PHILADELPHIA --- Seamus Heaney, who received the 1995 Nobel Prize in Literature for "...works of lyrical beauty and ethical depth, which exalt everyday miracles and the living past," will deliver the commencement address at the 244th Commencement of the University of Pennsylvania on Monday, May 22, according to University President Judith Rodin. The ceremony will begin at 9:30 a.m.

A native of County Derry, Northern Ireland, Mr. Heaney is the Ralph Waldo Emerson Poet in Residence at Harvard University, and former professor of poetry at Oxford University.

Mr. Heaney has been described as one of the world great poets who has been "...an eloquent spokesperson for the importance of language and literature in contemporary culture." His contributions to the literary world are both prolific and profound and include Death of a Naturalist, which won, among other honors, both the E. C. Gregory Award and the Somerset Maugham Award, and Door into the Dark, Wintering Out, and North, which share five prestigious literary awards between them.

Most recently, Mr.

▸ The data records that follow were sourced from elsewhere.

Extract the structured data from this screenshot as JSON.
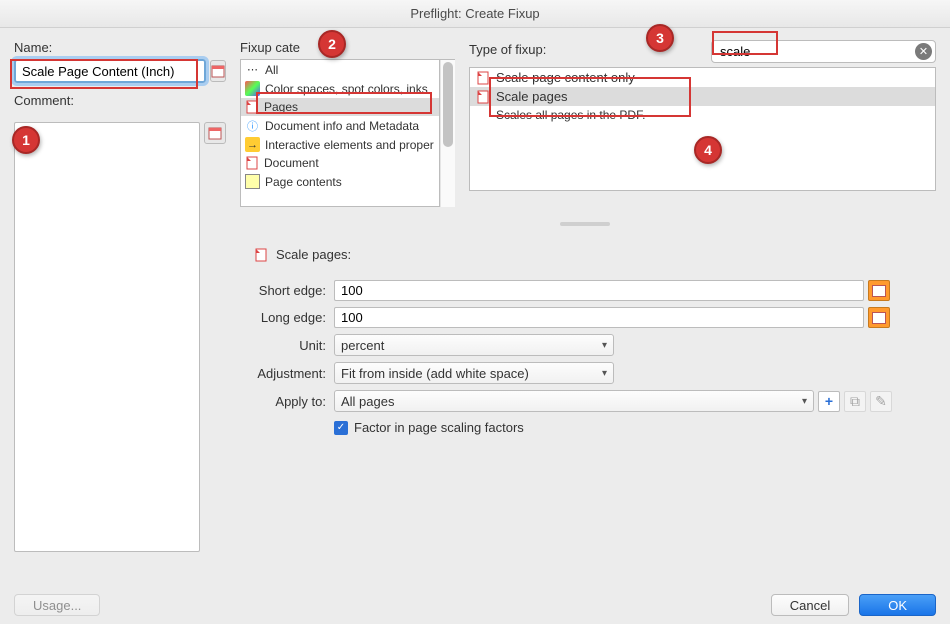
{
  "title": "Preflight: Create Fixup",
  "left": {
    "name_label": "Name:",
    "name_value": "Scale Page Content (Inch)",
    "comment_label": "Comment:"
  },
  "categories": {
    "label": "Fixup cate",
    "items": [
      {
        "icon": "all",
        "label": "All"
      },
      {
        "icon": "color",
        "label": "Color spaces, spot colors, inks"
      },
      {
        "icon": "pdf",
        "label": "Pages",
        "selected": true
      },
      {
        "icon": "doc",
        "label": "Document info and Metadata"
      },
      {
        "icon": "int",
        "label": "Interactive elements and proper"
      },
      {
        "icon": "pdf",
        "label": "Document"
      },
      {
        "icon": "pc",
        "label": "Page contents"
      }
    ]
  },
  "fixup": {
    "type_label": "Type of fixup:",
    "search_value": "scale",
    "items": [
      {
        "label": "Scale page content only"
      },
      {
        "label": "Scale pages",
        "selected": true,
        "desc": "Scales all pages in the PDF."
      }
    ]
  },
  "panel": {
    "title": "Scale pages:",
    "short_edge_label": "Short edge:",
    "short_edge_value": "100",
    "long_edge_label": "Long edge:",
    "long_edge_value": "100",
    "unit_label": "Unit:",
    "unit_value": "percent",
    "adjustment_label": "Adjustment:",
    "adjustment_value": "Fit from inside (add white space)",
    "apply_to_label": "Apply to:",
    "apply_to_value": "All pages",
    "factor_checkbox": "Factor in page scaling factors"
  },
  "footer": {
    "usage": "Usage...",
    "cancel": "Cancel",
    "ok": "OK"
  },
  "callouts": {
    "c1": "1",
    "c2": "2",
    "c3": "3",
    "c4": "4"
  }
}
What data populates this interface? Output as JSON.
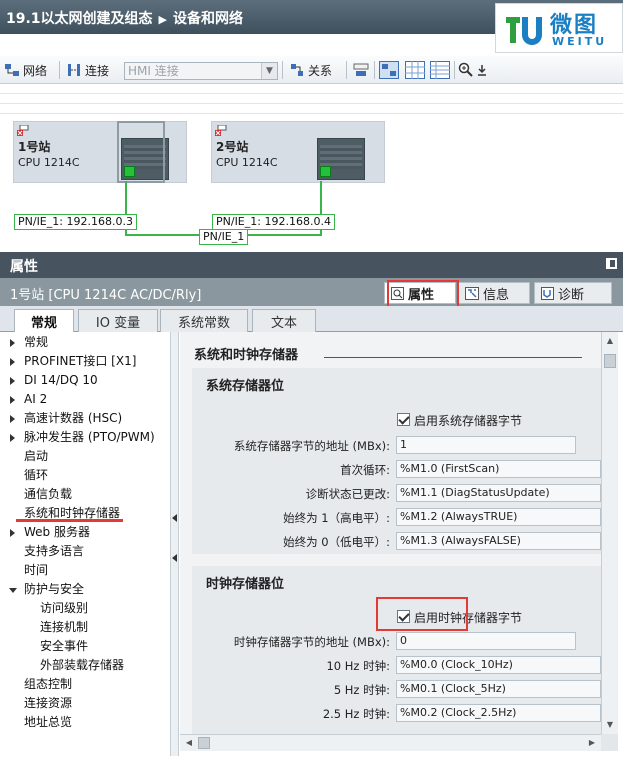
{
  "title": {
    "project": "19.1以太网创建及组态",
    "view": "设备和网络"
  },
  "logo": {
    "cn": "微图",
    "en": "WEITU",
    "mark": "TU"
  },
  "toolbar": {
    "network": "网络",
    "connection": "连接",
    "hmi_connection": "HMI 连接",
    "relation": "关系"
  },
  "network": {
    "stations": [
      {
        "name": "1号站",
        "cpu": "CPU 1214C",
        "pn": "PN/IE_1: 192.168.0.3"
      },
      {
        "name": "2号站",
        "cpu": "CPU 1214C",
        "pn": "PN/IE_1: 192.168.0.4"
      }
    ],
    "subnet": "PN/IE_1"
  },
  "properties": {
    "title": "属性",
    "device": "1号站 [CPU 1214C AC/DC/Rly]",
    "right_tabs": [
      "属性",
      "信息",
      "诊断"
    ],
    "tabs": [
      "常规",
      "IO 变量",
      "系统常数",
      "文本"
    ]
  },
  "nav": {
    "items": [
      "常规",
      "PROFINET接口 [X1]",
      "DI 14/DQ 10",
      "AI 2",
      "高速计数器 (HSC)",
      "脉冲发生器 (PTO/PWM)",
      "启动",
      "循环",
      "通信负载",
      "系统和时钟存储器",
      "Web 服务器",
      "支持多语言",
      "时间",
      "防护与安全",
      "访问级别",
      "连接机制",
      "安全事件",
      "外部装载存储器",
      "组态控制",
      "连接资源",
      "地址总览"
    ]
  },
  "content": {
    "section_title": "系统和时钟存储器",
    "system": {
      "title": "系统存储器位",
      "enable": "启用系统存储器字节",
      "fields": [
        {
          "label": "系统存储器字节的地址 (MBx):",
          "value": "1"
        },
        {
          "label": "首次循环:",
          "value": "%M1.0 (FirstScan)"
        },
        {
          "label": "诊断状态已更改:",
          "value": "%M1.1 (DiagStatusUpdate)"
        },
        {
          "label": "始终为 1（高电平）:",
          "value": "%M1.2 (AlwaysTRUE)"
        },
        {
          "label": "始终为 0（低电平）:",
          "value": "%M1.3 (AlwaysFALSE)"
        }
      ]
    },
    "clock": {
      "title": "时钟存储器位",
      "enable": "启用时钟存储器字节",
      "fields": [
        {
          "label": "时钟存储器字节的地址 (MBx):",
          "value": "0"
        },
        {
          "label": "10 Hz 时钟:",
          "value": "%M0.0 (Clock_10Hz)"
        },
        {
          "label": "5 Hz 时钟:",
          "value": "%M0.1 (Clock_5Hz)"
        },
        {
          "label": "2.5 Hz 时钟:",
          "value": "%M0.2 (Clock_2.5Hz)"
        }
      ]
    }
  },
  "colors": {
    "accent_red": "#e53935",
    "network_green": "#39b54a",
    "header_dark": "#47545f"
  }
}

Heaney's translation of the epic poem Beowulf became the highest-selling book in Great Britain, hailed as "...a masterpiece out of a masterpiece," and recognized with the Whitbread Book-of-the-Year Award.

Dr. Rodin said that the University of Pennsylvania will bestow upon Mr. Heaney an honorary Doctor of Humane Letters degree at the ceremony. "Seamus Heaney truly is a literary giant," Dr. Rodin said. "He has not only earned critical acclaim, but is easily one of the most popular poets of our time."

"Mr. Heaney is one of the world's most accomplished scholars and teachers," Dr. Rodin said, "and we are very, very pleased that he has agreed to speak to our graduates and their guests and will accept our recognition for his enormously important contributions to literature."

Mr. Heaney earned a degree in English from Queens College, Belfast, in 1961, where he began to write under the pseudonym "Incertus." In 1963, he accepted a position as lecturer in English at St. Joseph College, Belfast, and, in 1966, became a lecturer in modern English literature at Queen College.

Mr. Heaney published the award-winning Death of a Naturalist in 1966 and, a year later, Door into the Dark. In 1972, he published Wintering Out, which won the Denis Devlin Award and the Writer-in-Residence Award from the American Irish Foundation; in 1975, the critically-acclaimed North, which received both the E.M. Forster Award and the Duff Cooper Memorial Prize.

In 1975, Mr. Heaney began teaching at Carysfort College in Dublin. He remained at Carysfort until 1981, when he began his association with Harvard University as a visiting professor. In 1984, Mr. Heaney was appointed Bolyston Professor of Rhetoric and Oratory at Harvard University, a position he held until 1996. He was professor of poetry at Oxford University from 1989 to 1994.